Demo Point: Show how the events are now grouped into distinct sessions, calculating start/end times, duration, and event counts for each session identified in the previous step.

#### Cell 6: Write Sessionized Data to Delta Lake

In [7]:
# Write the aggregated session data to a new Delta table
try:
    sessions_df.write.format("delta").mode("overwrite").saveAsTable(sessionized_output_table)
    print(f"Successfully wrote sessionized data to Delta table: {sessionized_output_table}")
except Exception as e:
    print(f"Error writing session Delta table: {e}")

StatementMeta(, 5bcdc2f2-6f46-48cd-a783-a02f29cd944b, 10, Finished, Available, Finished)

Successfully wrote sessionized data to Delta table: clinician_emr_sessions


Demo Point: Explain that this final table contains the valuable session insights derived from the raw logs.

#### Cell 7: Analyze/Query Session Data (SQL)

In [8]:
%%sql
-- Query the sessionized Delta table created previously
-- Use the table name defined in the Python variable `sessionized_output_table`

SELECT
    session_id,
    clinician_id,
    clinician_role,
    session_threshold_minutes,
    session_start_time,
    session_end_time,
    session_duration_seconds,
    (session_duration_seconds / 60.0) as session_duration_minutes, -- Calculate minutes
    event_count,
    event_types_in_session -- Show the list of events
FROM
    clinician_emr_sessions -- Reference the table directly
ORDER BY
    clinician_id, session_start_time;

-- Example Analysis: Average session duration per role
/*
SELECT
    clinician_role,
    AVG(session_duration_seconds / 60.0) as avg_session_duration_minutes,
    COUNT(*) as number_of_sessions
FROM
    clinician_emr_sessions
GROUP BY
    clinician_role
ORDER BY
    avg_session_duration_minutes DESC;
*/

StatementMeta(, 5bcdc2f2-6f46-48cd-a783-a02f29cd944b, 11, Finished, Available, Finished)

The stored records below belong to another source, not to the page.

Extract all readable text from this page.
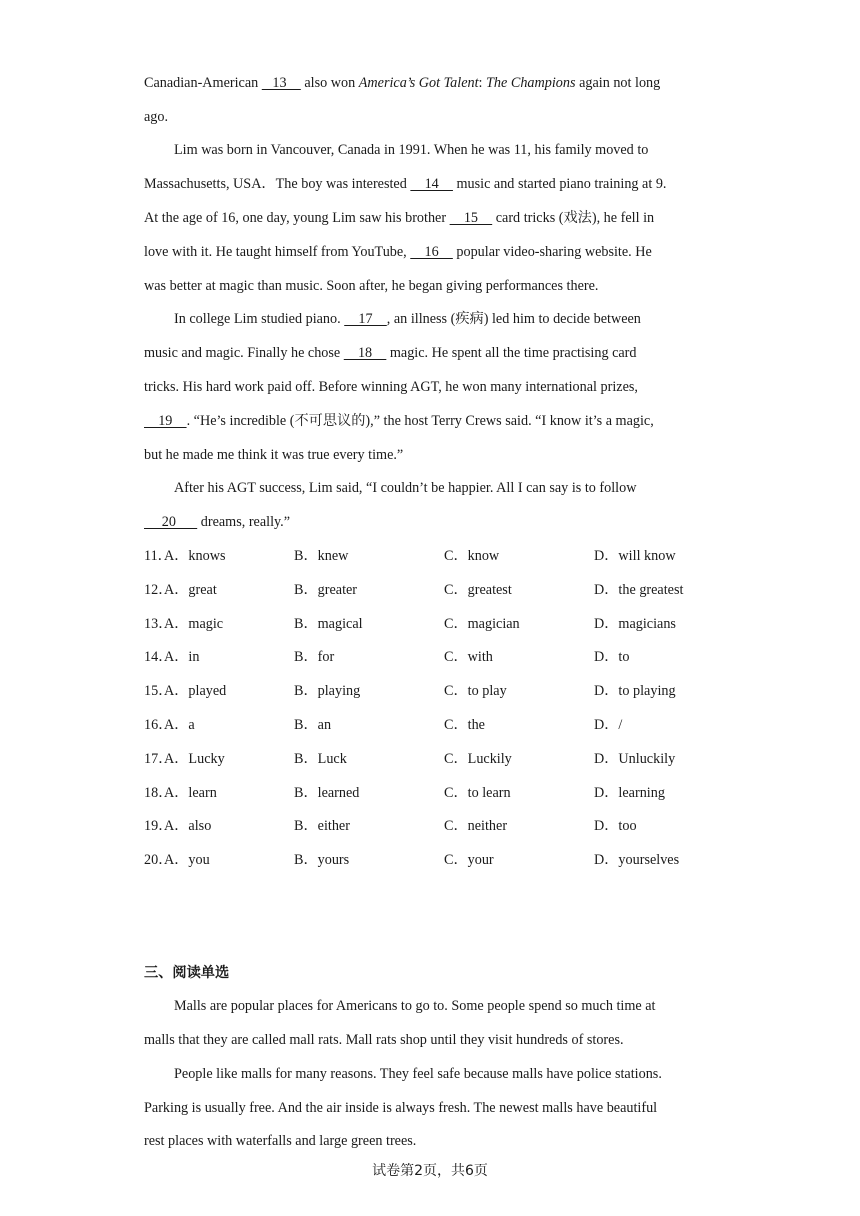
Canadian-American    13     also won America’s Got Talent: The Champions again not long
ago.
Lim was born in Vancouver, Canada in 1991. When he was 11, his family moved to
Massachusetts, USA．The boy was interested     14     music and started piano training at 9.
At the age of 16, one day, young Lim saw his brother     15     card tricks (戏法), he fell in
love with it. He taught himself from YouTube,     16     popular video-sharing website. He
was better at magic than music. Soon after, he began giving performances there.
In college Lim studied piano.     17    , an illness (疾病) led him to decide between
music and magic. Finally he chose     18     magic. He spent all the time practising card
tricks. His hard work paid off. Before winning AGT, he won many international prizes,
19    . “He’s incredible (不可思议的),” the host Terry Crews said. “I know it’s a magic,
but he made me think it was true every time.”
After his AGT success, Lim said, “I couldn’t be happier. All I can say is to follow
20       dreams, really.”
11．
A．knows	B．knew	C．know	D．will know
12．
A．great	B．greater	C．greatest	D．the greatest
13．
A．magic	B．magical	C．magician	D．magicians
14．
A．in	B．for	C．with	D．to
15．
A．played	B．playing	C．to play	D．to playing
16．
A．a	B．an	C．the	D．/
17．
A．Lucky	B．Luck	C．Luckily	D．Unluckily
18．
A．learn	B．learned	C．to learn	D．learning
19．
A．also	B．either	C．neither	D．too
20．
A．you	B．yours	C．your	D．yourselves
三、阅读单选
Malls are popular places for Americans to go to. Some people spend so much time at
malls that they are called mall rats. Mall rats shop until they visit hundreds of stores.
People like malls for many reasons. They feel safe because malls have police stations.
Parking is usually free. And the air inside is always fresh. The newest malls have beautiful
rest places with waterfalls and large green trees.
试卷第2页，共6页
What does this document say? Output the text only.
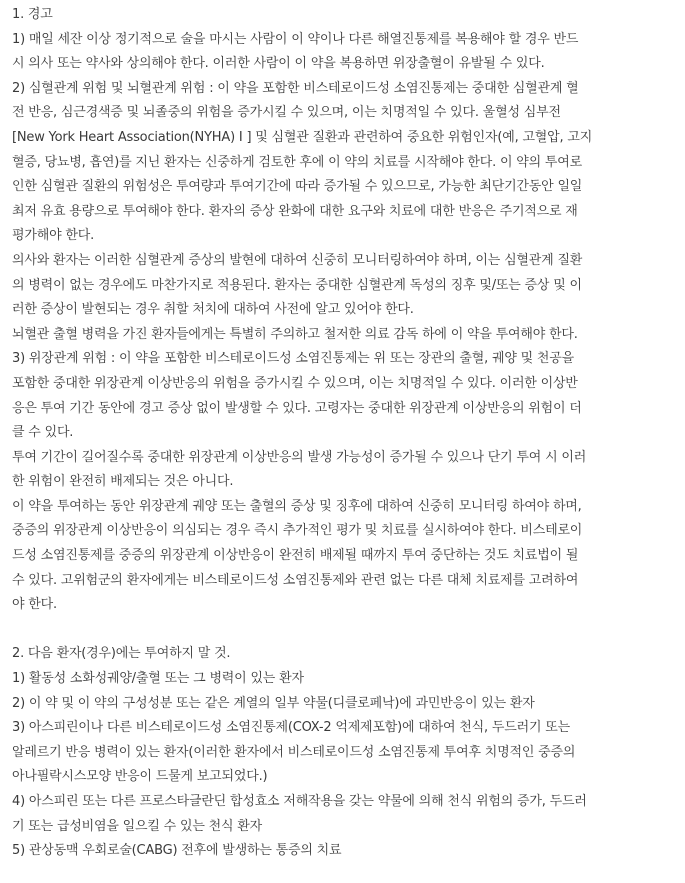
1. 경고
1) 매일 세잔 이상 정기적으로 술을 마시는 사람이 이 약이나 다른 해열진통제를 복용해야 할 경우 반드
시 의사 또는 약사와 상의해야 한다. 이러한 사람이 이 약을 복용하면 위장출혈이 유발될 수 있다.
2) 심혈관계 위험 및 뇌혈관계 위험 : 이 약을 포함한 비스테로이드성 소염진통제는 중대한 심혈관계 혈
전 반응, 심근경색증 및 뇌졸중의 위험을 증가시킬 수 있으며, 이는 치명적일 수 있다. 울혈성 심부전
[New York Heart Association(NYHA) I ] 및 심혈관 질환과 관련하여 중요한 위험인자(예, 고혈압, 고지
혈증, 당뇨병, 흡연)를 지닌 환자는 신중하게 검토한 후에 이 약의 치료를 시작해야 한다. 이 약의 투여로
인한 심혈관 질환의 위험성은 투여량과 투여기간에 따라 증가될 수 있으므로, 가능한 최단기간동안 일일
최저 유효 용량으로 투여해야 한다. 환자의 증상 완화에 대한 요구와 치료에 대한 반응은 주기적으로 재
평가해야 한다.
의사와 환자는 이러한 심혈관계 증상의 발현에 대하여 신중히 모니터링하여야 하며, 이는 심혈관계 질환
의 병력이 없는 경우에도 마찬가지로 적용된다. 환자는 중대한 심혈관계 독성의 징후 및/또는 증상 및 이
러한 증상이 발현되는 경우 취할 처치에 대하여 사전에 알고 있어야 한다.
뇌혈관 출혈 병력을 가진 환자들에게는 특별히 주의하고 철저한 의료 감독 하에 이 약을 투여해야 한다.
3) 위장관계 위험 : 이 약을 포함한 비스테로이드성 소염진통제는 위 또는 장관의 출혈, 궤양 및 천공을
포함한 중대한 위장관계 이상반응의 위험을 증가시킬 수 있으며, 이는 치명적일 수 있다. 이러한 이상반
응은 투여 기간 동안에 경고 증상 없이 발생할 수 있다. 고령자는 중대한 위장관계 이상반응의 위험이 더
클 수 있다.
투여 기간이 길어질수록 중대한 위장관계 이상반응의 발생 가능성이 증가될 수 있으나 단기 투여 시 이러
한 위험이 완전히 배제되는 것은 아니다.
이 약을 투여하는 동안 위장관계 궤양 또는 출혈의 증상 및 징후에 대하여 신중히 모니터링 하여야 하며,
중증의 위장관계 이상반응이 의심되는 경우 즉시 추가적인 평가 및 치료를 실시하여야 한다. 비스테로이
드성 소염진통제를 중증의 위장관계 이상반응이 완전히 배제될 때까지 투여 중단하는 것도 치료법이 될
수 있다. 고위험군의 환자에게는 비스테로이드성 소염진통제와 관련 없는 다른 대체 치료제를 고려하여
야 한다.
2. 다음 환자(경우)에는 투여하지 말 것.
1) 활동성 소화성궤양/출혈 또는 그 병력이 있는 환자
2) 이 약 및 이 약의 구성성분 또는 같은 계열의 일부 약물(디클로페낙)에 과민반응이 있는 환자
3) 아스피린이나 다른 비스테로이드성 소염진통제(COX-2 억제제포함)에 대하여 천식, 두드러기 또는
알레르기 반응 병력이 있는 환자(이러한 환자에서 비스테로이드성 소염진통제 투여후 치명적인 중증의
아나필락시스모양 반응이 드물게 보고되었다.)
4) 아스피린 또는 다른 프로스타글란딘 합성효소 저해작용을 갖는 약물에 의해 천식 위험의 증가, 두드러
기 또는 급성비염을 일으킬 수 있는 천식 환자
5) 관상동맥 우회로술(CABG) 전후에 발생하는 통증의 치료
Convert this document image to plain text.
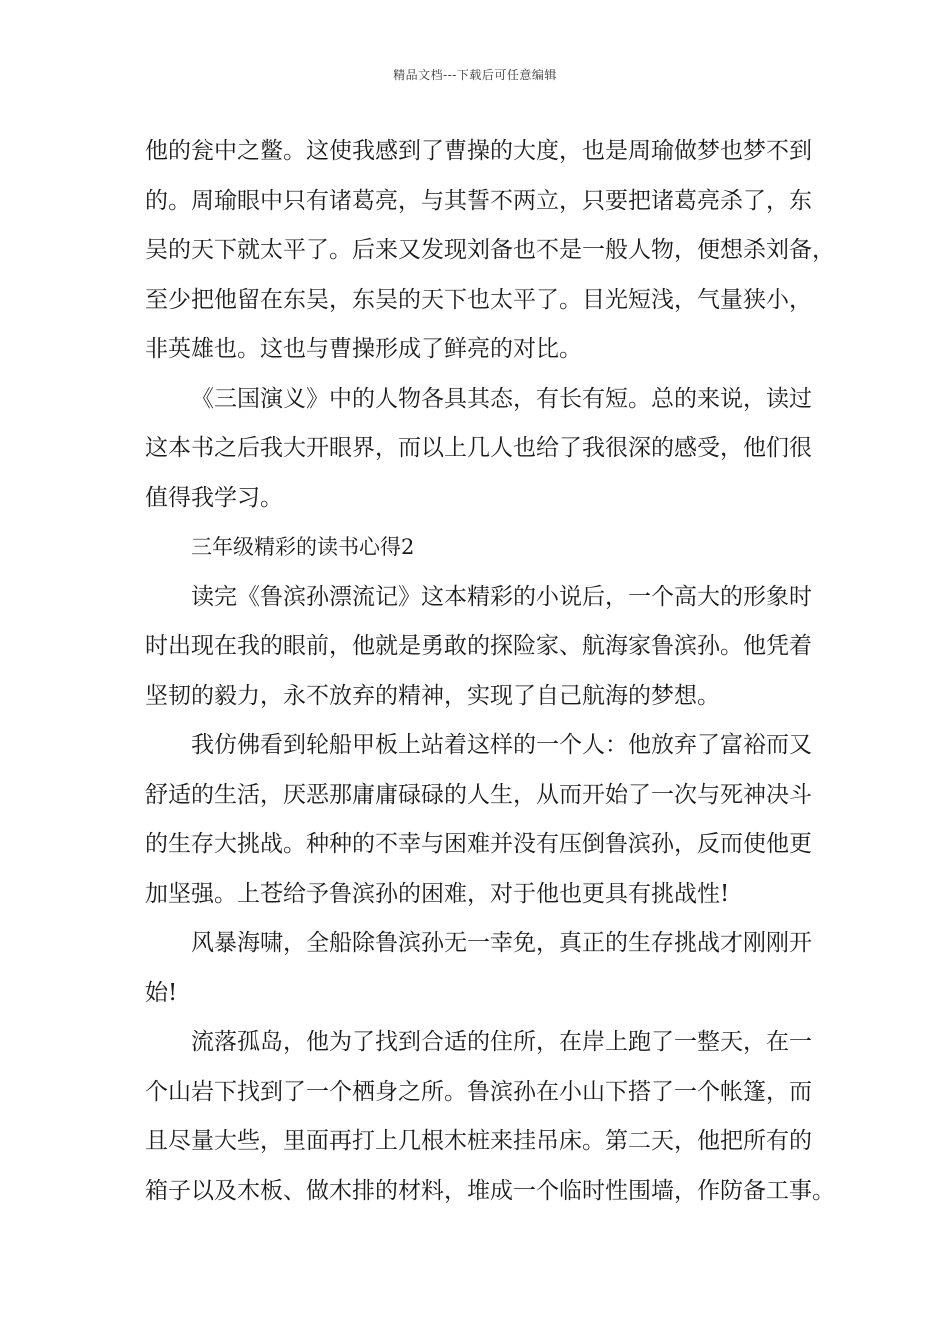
精品文档---下载后可任意编辑
他的瓮中之鳖。这使我感到了曹操的大度，也是周瑜做梦也梦不到
的。周瑜眼中只有诸葛亮，与其誓不两立，只要把诸葛亮杀了，东
吴的天下就太平了。后来又发现刘备也不是一般人物，便想杀刘备，
至少把他留在东吴，东吴的天下也太平了。目光短浅，气量狭小，
非英雄也。这也与曹操形成了鲜亮的对比。
《三国演义》中的人物各具其态，有长有短。总的来说，读过
这本书之后我大开眼界，而以上几人也给了我很深的感受，他们很
值得我学习。
三年级精彩的读书心得2
读完《鲁滨孙漂流记》这本精彩的小说后，一个高大的形象时
时出现在我的眼前，他就是勇敢的探险家、航海家鲁滨孙。他凭着
坚韧的毅力，永不放弃的精神，实现了自己航海的梦想。
我仿佛看到轮船甲板上站着这样的一个人：他放弃了富裕而又
舒适的生活，厌恶那庸庸碌碌的人生，从而开始了一次与死神决斗
的生存大挑战。种种的不幸与困难并没有压倒鲁滨孙，反而使他更
加坚强。上苍给予鲁滨孙的困难，对于他也更具有挑战性!
风暴海啸，全船除鲁滨孙无一幸免，真正的生存挑战才刚刚开
始!
流落孤岛，他为了找到合适的住所，在岸上跑了一整天，在一
个山岩下找到了一个栖身之所。鲁滨孙在小山下搭了一个帐篷，而
且尽量大些，里面再打上几根木桩来挂吊床。第二天，他把所有的
箱子以及木板、做木排的材料，堆成一个临时性围墙，作防备工事。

<Spark SQL result set with 8 rows and 10 fields>

Demo Point: Use SQL to query the final session table. Show the details of individual sessions. Run the example aggregation query (commented out by default) to demonstrate analyzing session patterns (e.g., average duration by role). Discuss how this sessionized data is much more valuable for analysis than the raw event logs.